Volume v from forest learning website (note 2 below)     v = πr²h x 0.7854 = 106.4m³

Estimated green density ρ                                                  ρ ~ 1000kg/m³

Mass of green tree above ground Mgreen                         Mgreen = vρ = 106400kg
                                                                                                                 = 106t

Plus estimated 20% for root system                                   Mgreen = 106 +
                                                                                             (0.2 x 106) = 127t

Dry mass of tree (approx. 65% of green mass)                  Mdry = 0.65 x 127 = 82.6t

Estimated mass of C (50% 0f dry mass)                            Cmass = 0.5 x 82.6
                                                                                                        = 41.3t

Estimate mass of carbon dioxide CO₂ (note 3 below)        CO₂mass = 41.3 x 3.67
                                                                                                            = 151.6t

Notes

1 The Baw Baw Shire tree register is now available on-line.

2 The coefficient 0.7854 in the volume formula is provided to allow for trees not being exactly cylindrical, spaces between branches, etc.

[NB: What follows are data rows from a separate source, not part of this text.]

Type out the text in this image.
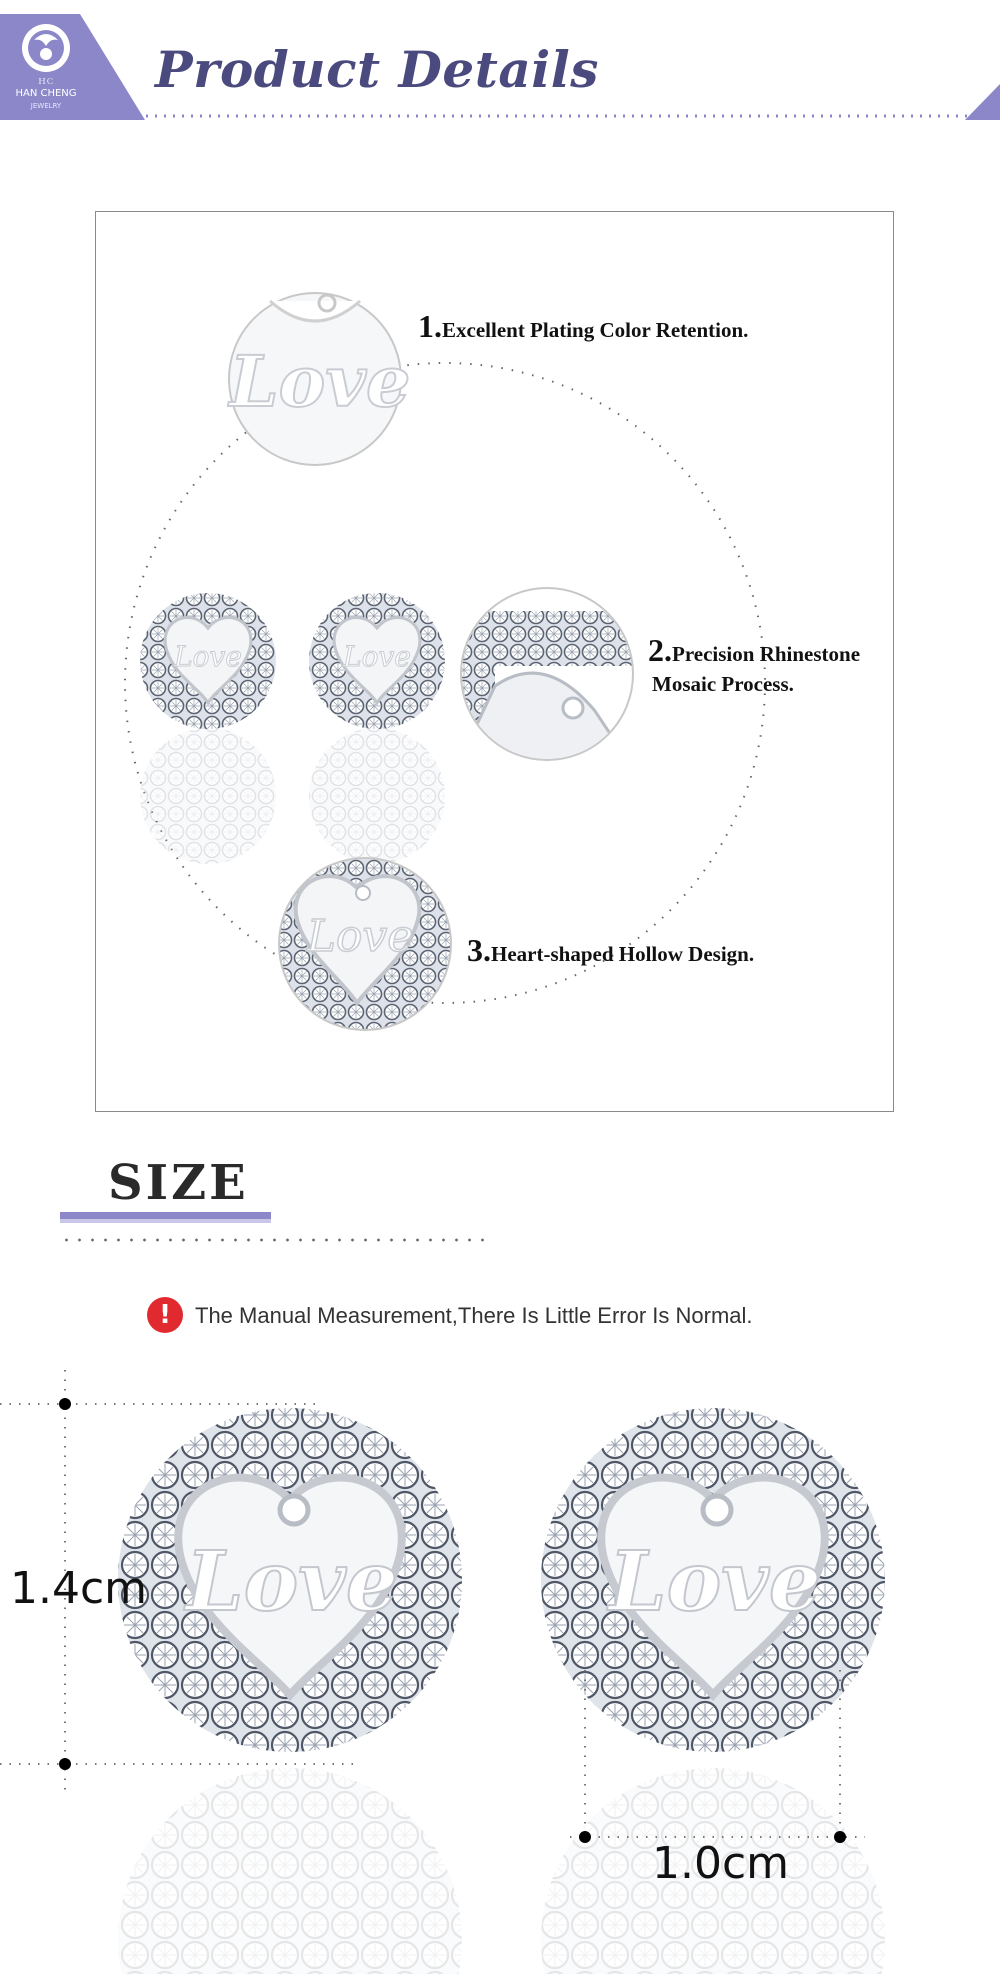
ＨＣ
HAN CHENG
JEWELRY
Product Details
Love	Love
Love
Love
1.Excellent Plating Color Retention.
2.Precision Rhinestone
Mosaic Process.
3.Heart-shaped Hollow Design.
SIZE
!	The Manual Measurement,There Is Little Error Is Normal.
Love	Love
1.4cm
1.0cm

3 The coefficient 3.67 in the carbon dioxide calculation is to account for the ratio of the molecular weights of carbon dioxide to carbon.

Conservatively then, The Bill Kraft Giant in Albert Rd Drouin has sequestered about 41 tonnes of carbon in its lifetime.

So valuable!

These 41 tonnes of carbon represent 151 tonne of the greenhouse gas, carbon dioxide, that has been removed from the atmosphere.